И я ответил, охваченный нелепой надеждой на то, что меня тут же признают:
— Нет. Меня зовут Гэвир.
Мальчишка подождал минутку, насупился, словно я его чем-то обидел, и с еще более важным видом переспросил:
— Гэвир?…
Похоже, мне нужно было иметь все-таки не одно имя!
— Назови твой клан! — потребовал мальчишка.
К нам подошла какая-то женщина и довольно бесцеремонно оттолкнула нахального мальчишку в сторону, и Аммеда сказал ей и еще одной, довольно пожилой женщине, которая подошла вместе с нею:
— Его в рабство продали. Он, возможно, из сидою.
— Ясно! — промолвила старая женщина. И, повернувшись ко мне боком, не глядя на меня, но. безусловно, обращаясь именно ко мне, спросила: — Когда же тебя отсюда забрали?
— Лет пятнадцать назад, — сказал я, и снова глупая надежда проснулась в моем исстрадавшемся сердце.
Она подумала, пожала плечами и сказала:
— Нет, он не отсюда. Ты что же, и клана своего не знаешь?
— Нет. Я был не один. Нас было двое. Моя сестра Сэлло и я.

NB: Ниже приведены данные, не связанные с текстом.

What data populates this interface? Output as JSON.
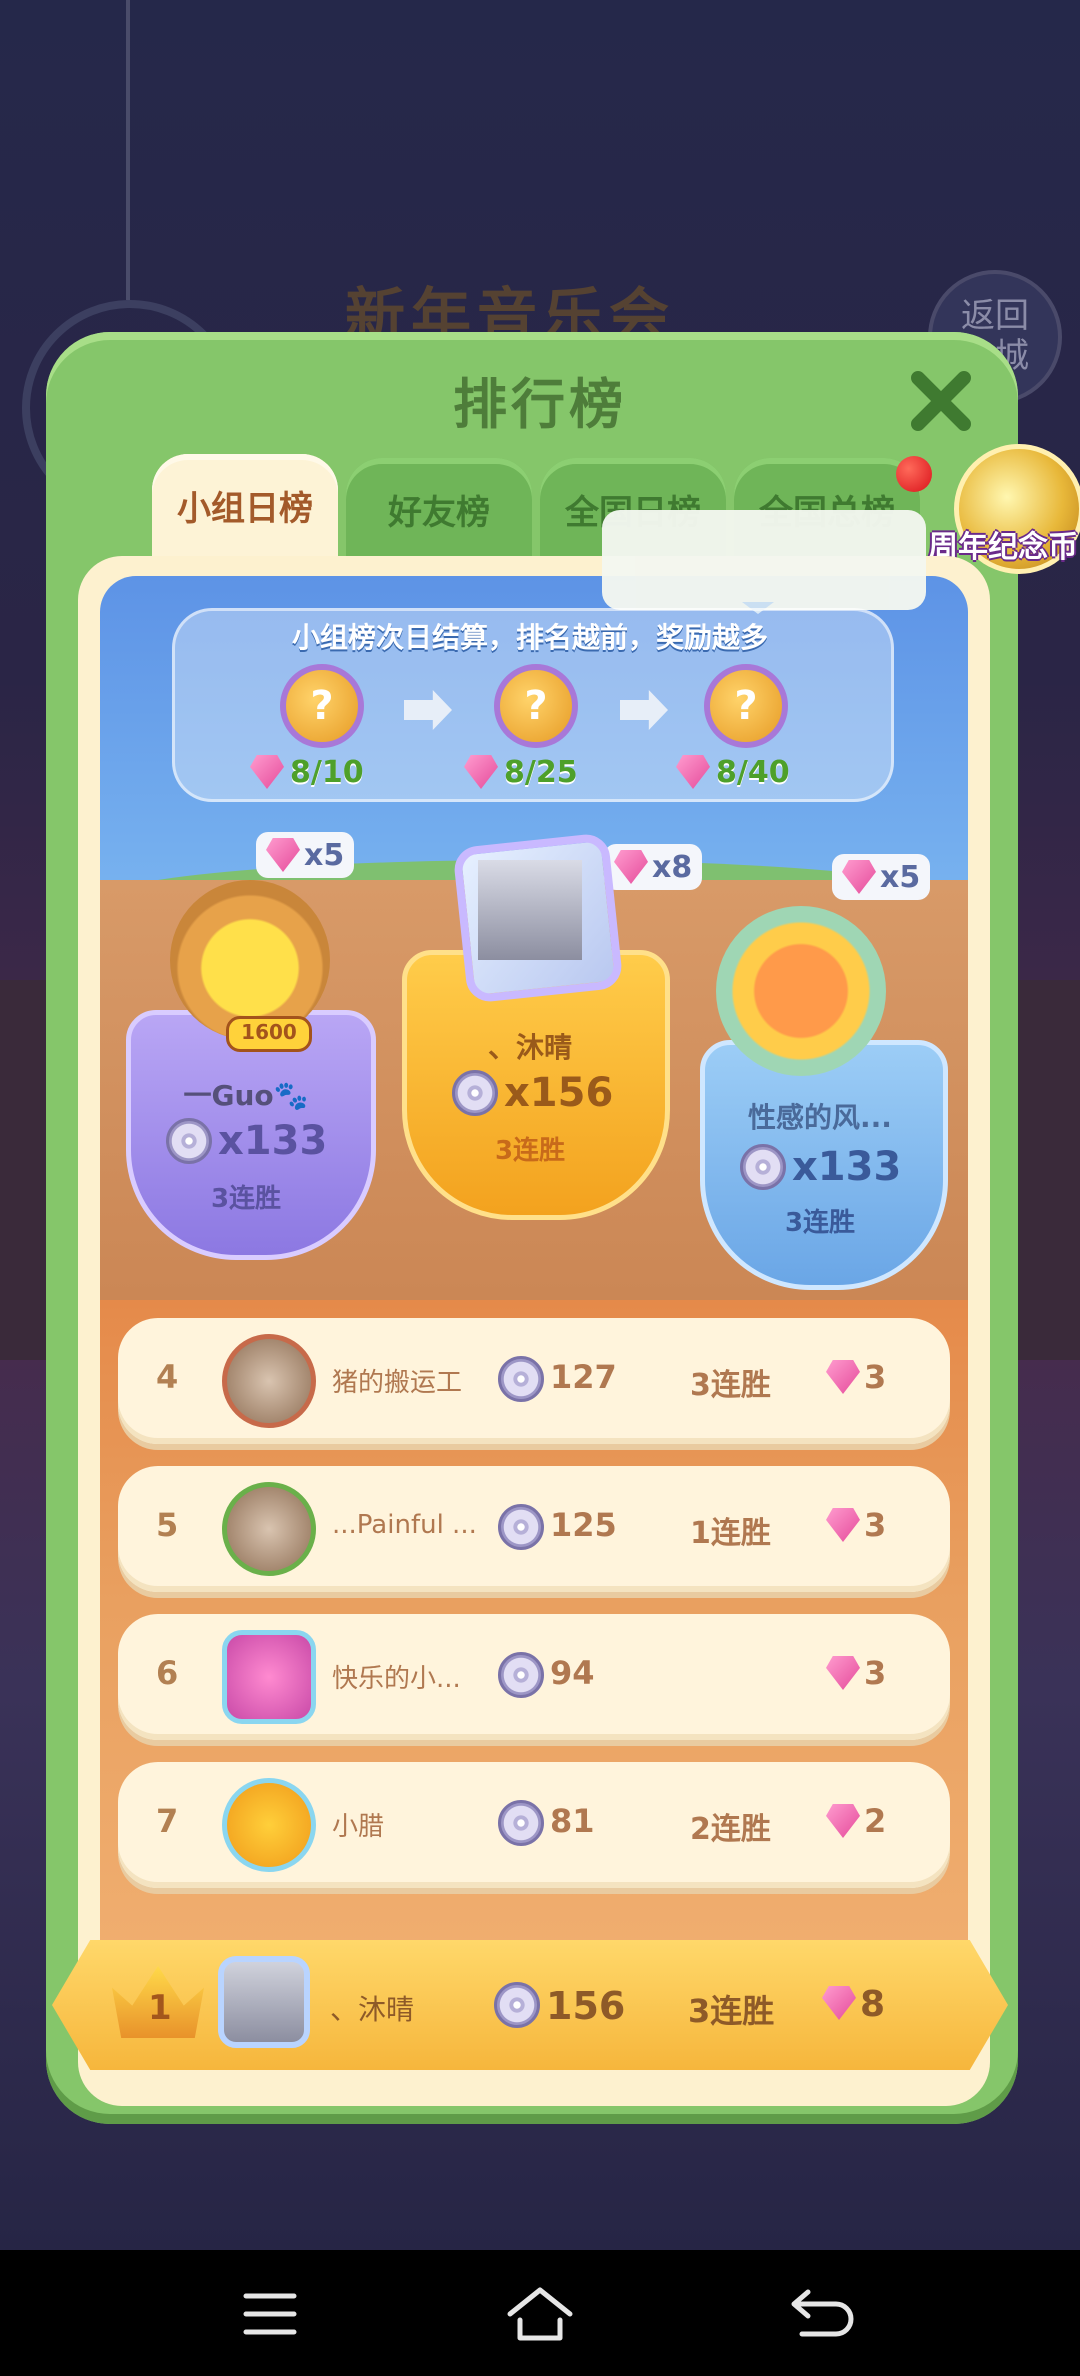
{
  "background": {
    "event_title": "新年音乐会",
    "back_button": "返回\n主城"
  },
  "panel": {
    "title": "排行榜",
    "tabs": [
      {
        "label": "小组日榜",
        "active": true
      },
      {
        "label": "好友榜",
        "active": false
      },
      {
        "label": "全国日榜",
        "active": false
      },
      {
        "label": "全国总榜",
        "active": false
      }
    ],
    "coin_label": "周年纪念币"
  },
  "rewards": {
    "title": "小组榜次日结算，排名越前，奖励越多",
    "items": [
      {
        "count": "8/10"
      },
      {
        "count": "8/25"
      },
      {
        "count": "8/40"
      }
    ]
  },
  "podium": {
    "first": {
      "name": "、沐晴",
      "score": "x156",
      "streak": "3连胜",
      "gems": "x8"
    },
    "second": {
      "name": "一Guo🐾",
      "score": "x133",
      "streak": "3连胜",
      "gems": "x5",
      "badge": "1600"
    },
    "third": {
      "name": "性感的风...",
      "score": "x133",
      "streak": "3连胜",
      "gems": "x5"
    }
  },
  "list": [
    {
      "rank": "4",
      "name": "猪的搬运工",
      "score": "127",
      "streak": "3连胜",
      "gems": "3"
    },
    {
      "rank": "5",
      "name": "...Painful ...",
      "score": "125",
      "streak": "1连胜",
      "gems": "3"
    },
    {
      "rank": "6",
      "name": "快乐的小...",
      "score": "94",
      "streak": "",
      "gems": "3"
    },
    {
      "rank": "7",
      "name": "小腊",
      "score": "81",
      "streak": "2连胜",
      "gems": "2"
    }
  ],
  "me": {
    "rank": "1",
    "name": "、沐晴",
    "score": "156",
    "streak": "3连胜",
    "gems": "8"
  },
  "colors": {
    "panel": "#85c66a",
    "accent": "#f6b63c",
    "gem": "#e54a9a"
  }
}
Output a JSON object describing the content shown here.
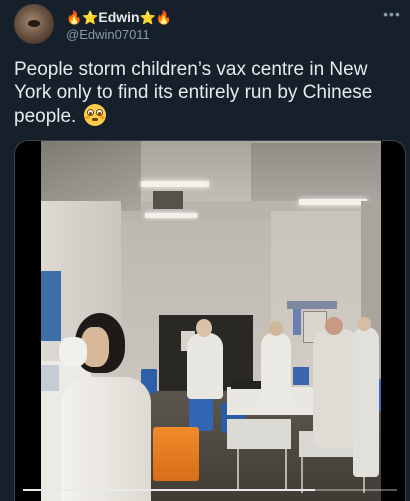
{
  "author": {
    "display_name": "Edwin",
    "emoji_prefix": "🔥⭐",
    "emoji_suffix": "⭐🔥",
    "handle": "@Edwin07011",
    "avatar_icon": "profile-avatar"
  },
  "more_icon": "more-horizontal-icon",
  "tweet": {
    "text": "People storm children’s vax centre in New York only to find its entirely run by Chinese people.",
    "emoji": "flushed-face-emoji"
  },
  "media": {
    "type": "video",
    "progress": 0.78,
    "content_icon": "video-thumbnail"
  },
  "colors": {
    "background": "#15202b",
    "text": "#e7e9ea",
    "secondary": "#8b98a5",
    "border": "#38444d"
  }
}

— Меня тоже Сэлло зовут, — сказала эта женщина довольно равнодушным тоном. — Сэлло Иссиду Асса.
— Я ищу своих сородичей и свое имя, ма-йо, — сказал я и успел заметить, как она искоса метнула на меня взгляд, хоть и стояла по-прежнему вполоборота ко мне.
— Попробуй поищи среди ферузи, — посоветовала она. — Из тех мест солдаты часто людей в рабство угоняли.

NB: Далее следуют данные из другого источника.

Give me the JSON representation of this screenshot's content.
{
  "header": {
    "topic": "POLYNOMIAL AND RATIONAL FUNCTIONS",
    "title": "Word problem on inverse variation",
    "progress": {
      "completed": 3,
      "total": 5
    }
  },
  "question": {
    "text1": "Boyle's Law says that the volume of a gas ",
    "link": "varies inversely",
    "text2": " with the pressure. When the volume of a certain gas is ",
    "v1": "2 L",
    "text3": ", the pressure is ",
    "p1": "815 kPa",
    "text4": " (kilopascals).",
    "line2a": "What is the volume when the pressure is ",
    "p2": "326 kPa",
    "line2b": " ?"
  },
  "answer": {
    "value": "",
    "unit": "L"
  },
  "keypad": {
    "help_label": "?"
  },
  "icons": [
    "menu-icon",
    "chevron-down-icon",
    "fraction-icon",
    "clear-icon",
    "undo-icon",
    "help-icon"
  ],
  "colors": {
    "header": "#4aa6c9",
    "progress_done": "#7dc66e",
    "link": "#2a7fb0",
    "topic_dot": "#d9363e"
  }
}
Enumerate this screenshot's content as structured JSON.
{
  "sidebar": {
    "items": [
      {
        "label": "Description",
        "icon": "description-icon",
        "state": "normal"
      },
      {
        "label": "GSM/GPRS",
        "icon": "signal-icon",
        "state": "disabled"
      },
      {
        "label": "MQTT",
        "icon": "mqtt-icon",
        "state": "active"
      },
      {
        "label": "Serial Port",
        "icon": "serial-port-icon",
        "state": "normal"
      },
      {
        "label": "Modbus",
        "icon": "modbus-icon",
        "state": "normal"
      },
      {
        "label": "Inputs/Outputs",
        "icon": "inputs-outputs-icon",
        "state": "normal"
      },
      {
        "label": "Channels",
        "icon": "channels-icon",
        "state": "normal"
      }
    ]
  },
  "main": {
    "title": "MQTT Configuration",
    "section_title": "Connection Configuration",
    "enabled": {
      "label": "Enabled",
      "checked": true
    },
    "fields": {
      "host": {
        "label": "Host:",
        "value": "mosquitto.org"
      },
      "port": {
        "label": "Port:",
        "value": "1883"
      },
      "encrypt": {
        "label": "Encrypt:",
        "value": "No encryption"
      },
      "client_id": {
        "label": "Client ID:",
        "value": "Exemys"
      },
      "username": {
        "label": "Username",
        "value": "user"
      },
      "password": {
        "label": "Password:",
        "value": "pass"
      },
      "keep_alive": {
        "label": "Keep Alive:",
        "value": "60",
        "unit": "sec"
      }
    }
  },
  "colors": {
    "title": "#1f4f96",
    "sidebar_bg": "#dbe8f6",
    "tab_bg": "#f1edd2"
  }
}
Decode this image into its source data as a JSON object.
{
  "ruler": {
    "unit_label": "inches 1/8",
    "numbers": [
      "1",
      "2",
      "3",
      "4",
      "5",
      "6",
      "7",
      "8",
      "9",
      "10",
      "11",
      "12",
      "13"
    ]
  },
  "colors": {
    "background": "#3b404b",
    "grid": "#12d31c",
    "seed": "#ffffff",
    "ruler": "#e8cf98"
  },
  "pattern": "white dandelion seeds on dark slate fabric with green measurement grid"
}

— А как мне туда добраться?
— По суше, — сказал Аммеда. — И все время на юг. А протоки легко и сам переплыть сможешь.
Я отвернулся и стал собирать свои пожитки, а он все продолжал о чем-то беседовать с этой Сэлло Иссиду Асса. Потом она ушла, и он велел мне подождать, пока она не вернется. Она принесла из деревни большой пакет из тростниковой ткани, положила его передо мной и тем же равнодушным тоном, по-прежнему отвернув от меня лицо, сказала:
— Это еда.
Я поблагодарил ее и завернул пакет с едой в свое старое одеяло, которое выстирал и высушил за время нашего путешествия по болотам и которое в скатанном виде служило мне чем-то вроде заплечного мешка. Затем я повернулся к Аммеде и еще раз от всей души поблагодарил его, а он сказал мне:
— Да хранит тебя Me.
— Да будет так, — откликнулся я и прибавил: — И тебя пусть хранит великая Энну-Ме!

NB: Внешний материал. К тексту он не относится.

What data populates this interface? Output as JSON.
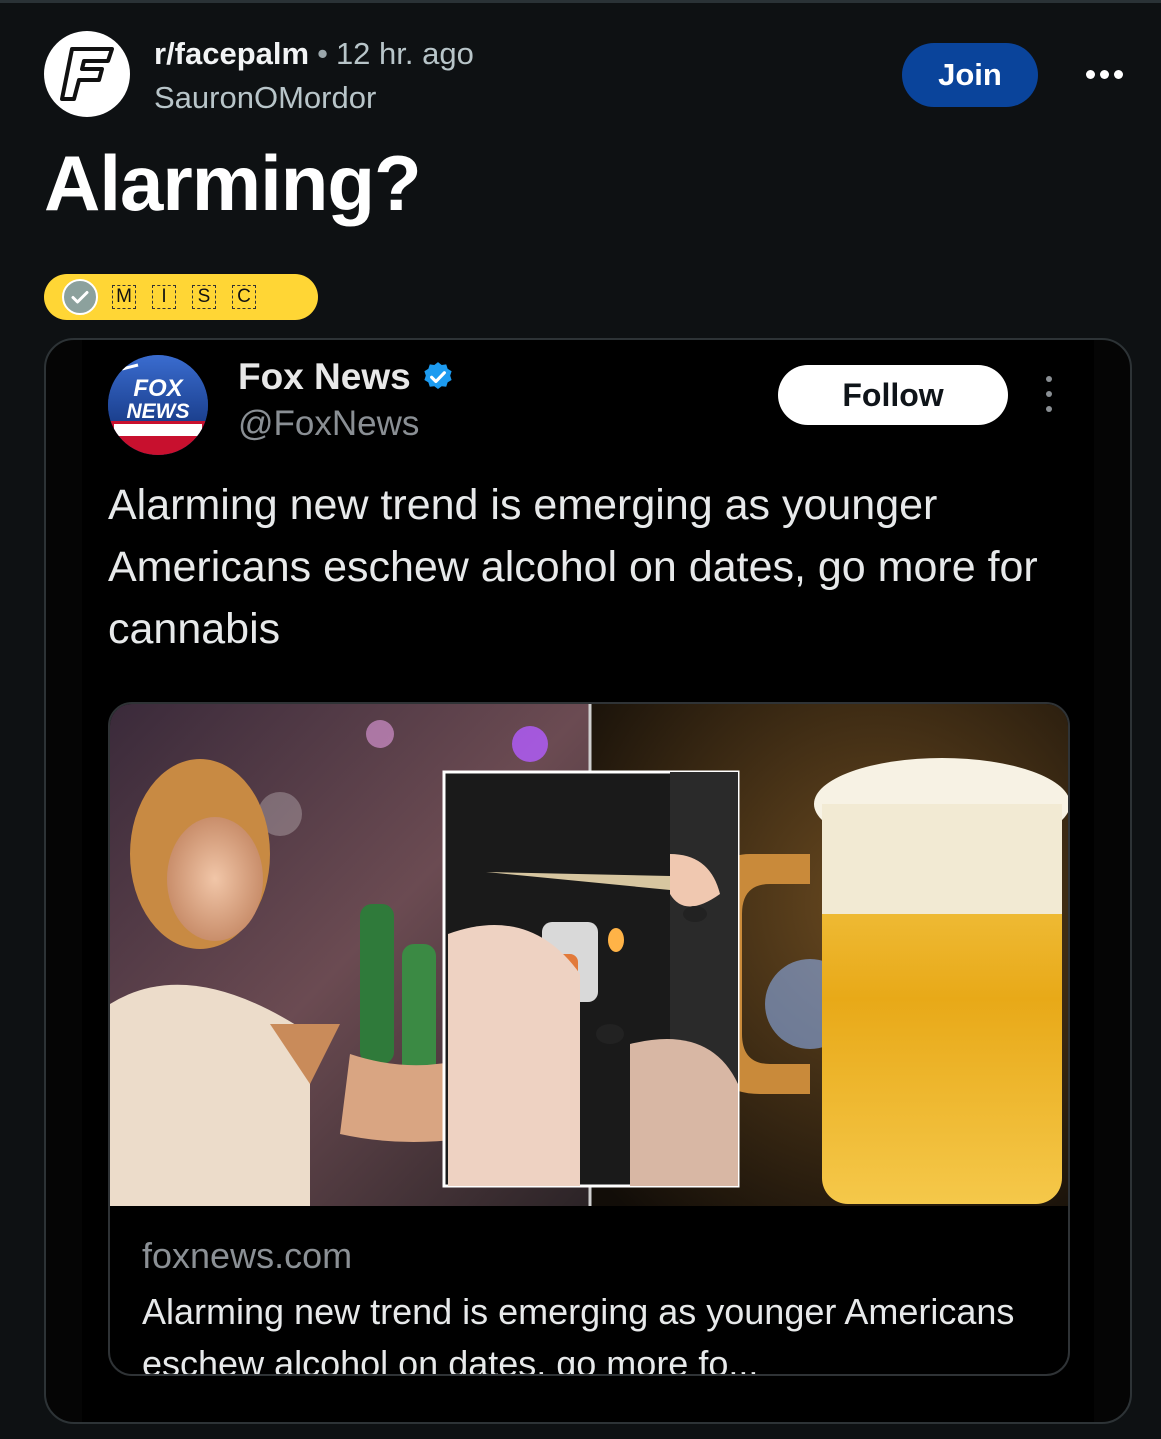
{
  "post": {
    "subreddit": "r/facepalm",
    "separator": "•",
    "time_ago": "12 hr. ago",
    "author": "SauronOMordor",
    "join_label": "Join",
    "title": "Alarming?",
    "flair_letters": [
      "M",
      "I",
      "S",
      "C"
    ]
  },
  "embed": {
    "account_name": "Fox News",
    "handle": "@FoxNews",
    "follow_label": "Follow",
    "tweet_text": "Alarming new trend is emerging as younger Americans eschew alcohol on dates, go more for cannabis",
    "link_domain": "foxnews.com",
    "link_title": "Alarming new trend is emerging as younger Americans eschew alcohol on dates, go more fo..."
  },
  "colors": {
    "background": "#0e1113",
    "join_button": "#0a449b",
    "flair": "#ffd635",
    "verified": "#1d9bf0"
  }
}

Я уже хотел спрыгнуть с причала на берег, но тут две женщины вдруг подняли страшный визг, а тот важный мальчишка так и ринулся ко мне, преграждая путь и что было сил возмущенно вопя: «Это женская деревня, женская!» Я испуганно озирался, не зная, как же мне быть, и Аммеда указал мне направо, где я заметил тропинку, выложенную по краям камнями и раковинами моллюсков и идущую по самой кромке воды.
— Мужчины ходят только здесь, — пояснил Аммеда, и я пошел по этой тропинке.
Прошел я совсем немного, и тропинка привела меня в другую деревню. Мне тут же снова стало не по себе, однако здесь на меня никто не кричал, не прогонял и не требовал держаться подальше, и я пошел дальше между маленькими домиками на сваях. Какой-то старик грелся на солнышке, сидя на крылечке домика, который, как мне показалось, был целиком сделан из плотных тростниковых циновок, прикрепленных к деревянному каркасу.
— Да хранит тебя Me, сынок, — сказал мне старик.
Я ответил ему тем же и спросил:
— Отсюда есть дорога на юг, ба-ди?
— Заладил «бади, бади»! — проворчал он. — Что значит «бади»? Меня зовут Рова Иссиду Мени. И откуда ты только явился такой со своим «бади-бади»? Я же тебе не отец. А кто твой отец, знаешь?
Он скорее поддразнивал меня, чем сердился. У меня было такое ощущение, что он прекрасно знает то «городское» приветствие, каким воспользовался я, но не желает его принимать. Волосы у него были совсем седые, а на лице — тысяча морщинок.
— Нет, не знаю, — сказал я. — Я ищу своего отца. И свою мать. И свое имя.
— Ха! Ничего себе! — Старик осмотрел меня с головы до ног. — А почему на юг идешь?
— Хочу найти ферузи.
— Ага! Только эти ферузи — народец странный. Я бы, например, туда не пошел. Но ты иди, коли хочется. Эта тропа дальше через пастбище идет. — Он снова устроился поудобнее и принялся почесывать свои длинные, черные, костлявые ноги, похожие на журавлиные.
Больше я в деревне никого не заметил, лишь далеко на воде виднелись рыбачьи лодки. Я снова вышел на тропу, идущую через пастбище, и двинулся дальше на поиски своих сородичей.